Aircraft being marketed now at inflated asking prices – over-optimistic brokers are invariably doing the asking – are not seeing any buyer interest, according to Bowron. As those aircraft fail to sell and remain on the market for months on end, eventually their asking prices are likely to fall.
Some inexperienced first-time owners who bought at the peak of the 2021-2022 purchasing frenzy but failed to realize the scale of the long-term financial commitments to operate and maintain their aircraft year-round are already trying to dispose of their aircraft, says Bowron.
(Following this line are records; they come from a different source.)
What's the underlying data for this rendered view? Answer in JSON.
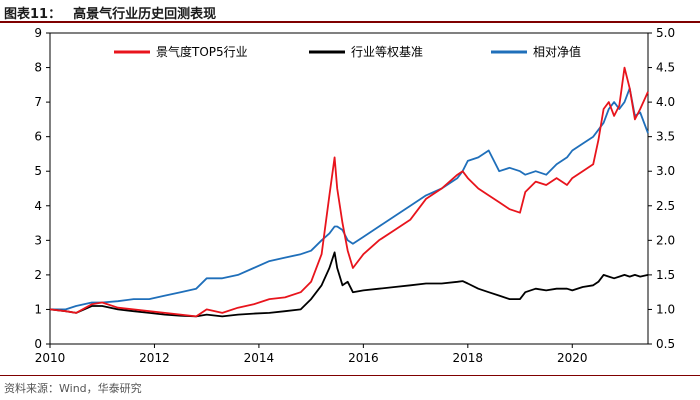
{
  "figure": {
    "label": "图表11：",
    "title": "高景气行业历史回测表现",
    "source": "资料来源：Wind，华泰研究"
  },
  "colors": {
    "series_top5": "#e8141c",
    "series_equal": "#000000",
    "series_rel": "#1f6fba",
    "frame": "#000000",
    "rule": "#7f0000"
  },
  "chart_data": {
    "type": "line",
    "title": "高景气行业历史回测表现",
    "xlabel": "",
    "ylabel": "",
    "xlim": [
      2010,
      2021.45
    ],
    "x_ticks": [
      2010,
      2012,
      2014,
      2016,
      2018,
      2020
    ],
    "y_left": {
      "lim": [
        0,
        9
      ],
      "ticks": [
        0,
        1,
        2,
        3,
        4,
        5,
        6,
        7,
        8,
        9
      ]
    },
    "y_right": {
      "lim": [
        0.5,
        5.0
      ],
      "ticks": [
        "0.5",
        "1.0",
        "1.5",
        "2.0",
        "2.5",
        "3.0",
        "3.5",
        "4.0",
        "4.5",
        "5.0"
      ]
    },
    "legend_position": "top",
    "grid": false,
    "series": [
      {
        "name": "景气度TOP5行业",
        "axis": "left",
        "color": "#e8141c",
        "x": [
          2010.0,
          2010.3,
          2010.5,
          2010.8,
          2011.0,
          2011.3,
          2011.6,
          2011.9,
          2012.2,
          2012.5,
          2012.8,
          2013.0,
          2013.3,
          2013.6,
          2013.9,
          2014.2,
          2014.5,
          2014.8,
          2015.0,
          2015.2,
          2015.35,
          2015.45,
          2015.5,
          2015.6,
          2015.7,
          2015.8,
          2016.0,
          2016.3,
          2016.6,
          2016.9,
          2017.2,
          2017.5,
          2017.8,
          2017.9,
          2018.0,
          2018.2,
          2018.4,
          2018.6,
          2018.8,
          2019.0,
          2019.1,
          2019.3,
          2019.5,
          2019.7,
          2019.9,
          2020.0,
          2020.2,
          2020.4,
          2020.5,
          2020.6,
          2020.7,
          2020.8,
          2020.9,
          2021.0,
          2021.1,
          2021.2,
          2021.3,
          2021.45
        ],
        "y": [
          1.0,
          0.95,
          0.9,
          1.15,
          1.2,
          1.05,
          1.0,
          0.95,
          0.9,
          0.85,
          0.8,
          1.0,
          0.9,
          1.05,
          1.15,
          1.3,
          1.35,
          1.5,
          1.8,
          2.6,
          4.3,
          5.4,
          4.5,
          3.5,
          2.7,
          2.2,
          2.6,
          3.0,
          3.3,
          3.6,
          4.2,
          4.5,
          4.9,
          5.0,
          4.8,
          4.5,
          4.3,
          4.1,
          3.9,
          3.8,
          4.4,
          4.7,
          4.6,
          4.8,
          4.6,
          4.8,
          5.0,
          5.2,
          5.9,
          6.8,
          7.0,
          6.6,
          6.9,
          8.0,
          7.4,
          6.5,
          6.8,
          7.3
        ]
      },
      {
        "name": "行业等权基准",
        "axis": "left",
        "color": "#000000",
        "x": [
          2010.0,
          2010.3,
          2010.5,
          2010.8,
          2011.0,
          2011.3,
          2011.6,
          2011.9,
          2012.2,
          2012.5,
          2012.8,
          2013.0,
          2013.3,
          2013.6,
          2013.9,
          2014.2,
          2014.5,
          2014.8,
          2015.0,
          2015.2,
          2015.35,
          2015.45,
          2015.5,
          2015.6,
          2015.7,
          2015.8,
          2016.0,
          2016.3,
          2016.6,
          2016.9,
          2017.2,
          2017.5,
          2017.8,
          2017.9,
          2018.0,
          2018.2,
          2018.4,
          2018.6,
          2018.8,
          2019.0,
          2019.1,
          2019.3,
          2019.5,
          2019.7,
          2019.9,
          2020.0,
          2020.2,
          2020.4,
          2020.5,
          2020.6,
          2020.7,
          2020.8,
          2020.9,
          2021.0,
          2021.1,
          2021.2,
          2021.3,
          2021.45
        ],
        "y": [
          1.0,
          0.95,
          0.9,
          1.1,
          1.1,
          1.0,
          0.95,
          0.9,
          0.85,
          0.82,
          0.8,
          0.85,
          0.8,
          0.85,
          0.88,
          0.9,
          0.95,
          1.0,
          1.3,
          1.7,
          2.2,
          2.65,
          2.2,
          1.7,
          1.8,
          1.5,
          1.55,
          1.6,
          1.65,
          1.7,
          1.75,
          1.75,
          1.8,
          1.82,
          1.75,
          1.6,
          1.5,
          1.4,
          1.3,
          1.3,
          1.5,
          1.6,
          1.55,
          1.6,
          1.6,
          1.55,
          1.65,
          1.7,
          1.8,
          2.0,
          1.95,
          1.9,
          1.95,
          2.0,
          1.95,
          2.0,
          1.95,
          2.0
        ]
      },
      {
        "name": "相对净值",
        "axis": "right",
        "color": "#1f6fba",
        "x": [
          2010.0,
          2010.3,
          2010.5,
          2010.8,
          2011.0,
          2011.3,
          2011.6,
          2011.9,
          2012.2,
          2012.5,
          2012.8,
          2013.0,
          2013.3,
          2013.6,
          2013.9,
          2014.2,
          2014.5,
          2014.8,
          2015.0,
          2015.2,
          2015.35,
          2015.45,
          2015.5,
          2015.6,
          2015.7,
          2015.8,
          2016.0,
          2016.3,
          2016.6,
          2016.9,
          2017.2,
          2017.5,
          2017.8,
          2017.9,
          2018.0,
          2018.2,
          2018.4,
          2018.6,
          2018.8,
          2019.0,
          2019.1,
          2019.3,
          2019.5,
          2019.7,
          2019.9,
          2020.0,
          2020.2,
          2020.4,
          2020.5,
          2020.6,
          2020.7,
          2020.8,
          2020.9,
          2021.0,
          2021.1,
          2021.2,
          2021.3,
          2021.45
        ],
        "y": [
          1.0,
          1.0,
          1.05,
          1.1,
          1.1,
          1.12,
          1.15,
          1.15,
          1.2,
          1.25,
          1.3,
          1.45,
          1.45,
          1.5,
          1.6,
          1.7,
          1.75,
          1.8,
          1.85,
          2.0,
          2.1,
          2.2,
          2.2,
          2.15,
          2.0,
          1.95,
          2.05,
          2.2,
          2.35,
          2.5,
          2.65,
          2.75,
          2.9,
          3.0,
          3.15,
          3.2,
          3.3,
          3.0,
          3.05,
          3.0,
          2.95,
          3.0,
          2.95,
          3.1,
          3.2,
          3.3,
          3.4,
          3.5,
          3.6,
          3.7,
          3.9,
          4.0,
          3.9,
          4.0,
          4.2,
          3.8,
          3.85,
          3.55
        ]
      }
    ]
  }
}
But despite the clear pricing differentials that exist in a normal market between high-time jets and comparable low-time private aircraft, formerly commercially operated business jets can represent bargains. There are two important reasons for this, says Mitchell.
First is that each charter or fractional-use operator – whether it is a fractional ownership company, a jet card operator, or another type of fractional-use business model – needs to keep its aircraft available to fly on demand, 24/7 when the aircraft is not undergoing maintenance.
It is in the interest of every charter or fractional-use operator to ensure its aircraft are properly maintained and completely current in terms of airworthiness compliance. Any operator who fails to ensure that runs the risk of being grounded temporarily or permanently by its national airworthiness regulator.
The second reason why former for-profit, higher-time jets can be a very attractive proposition, Mitchell says, is that business aircraft are designed to be in the air as much as possible. The more often they fly, the more it keeps their systems and machinery – and particularly their engines – running smoothly.
For instance, the seals on the fuel valves in an aircraft which only flies for 100 hours a year are very unlikely to work as well as those in an aircraft which is operated for 900 hours a year.
For similar reasons, Pratt & Whitney engines which have been inactive for 30 days or more have particular maintenance requirements which must be performed before they are allowed to fly again, notes Mitchell.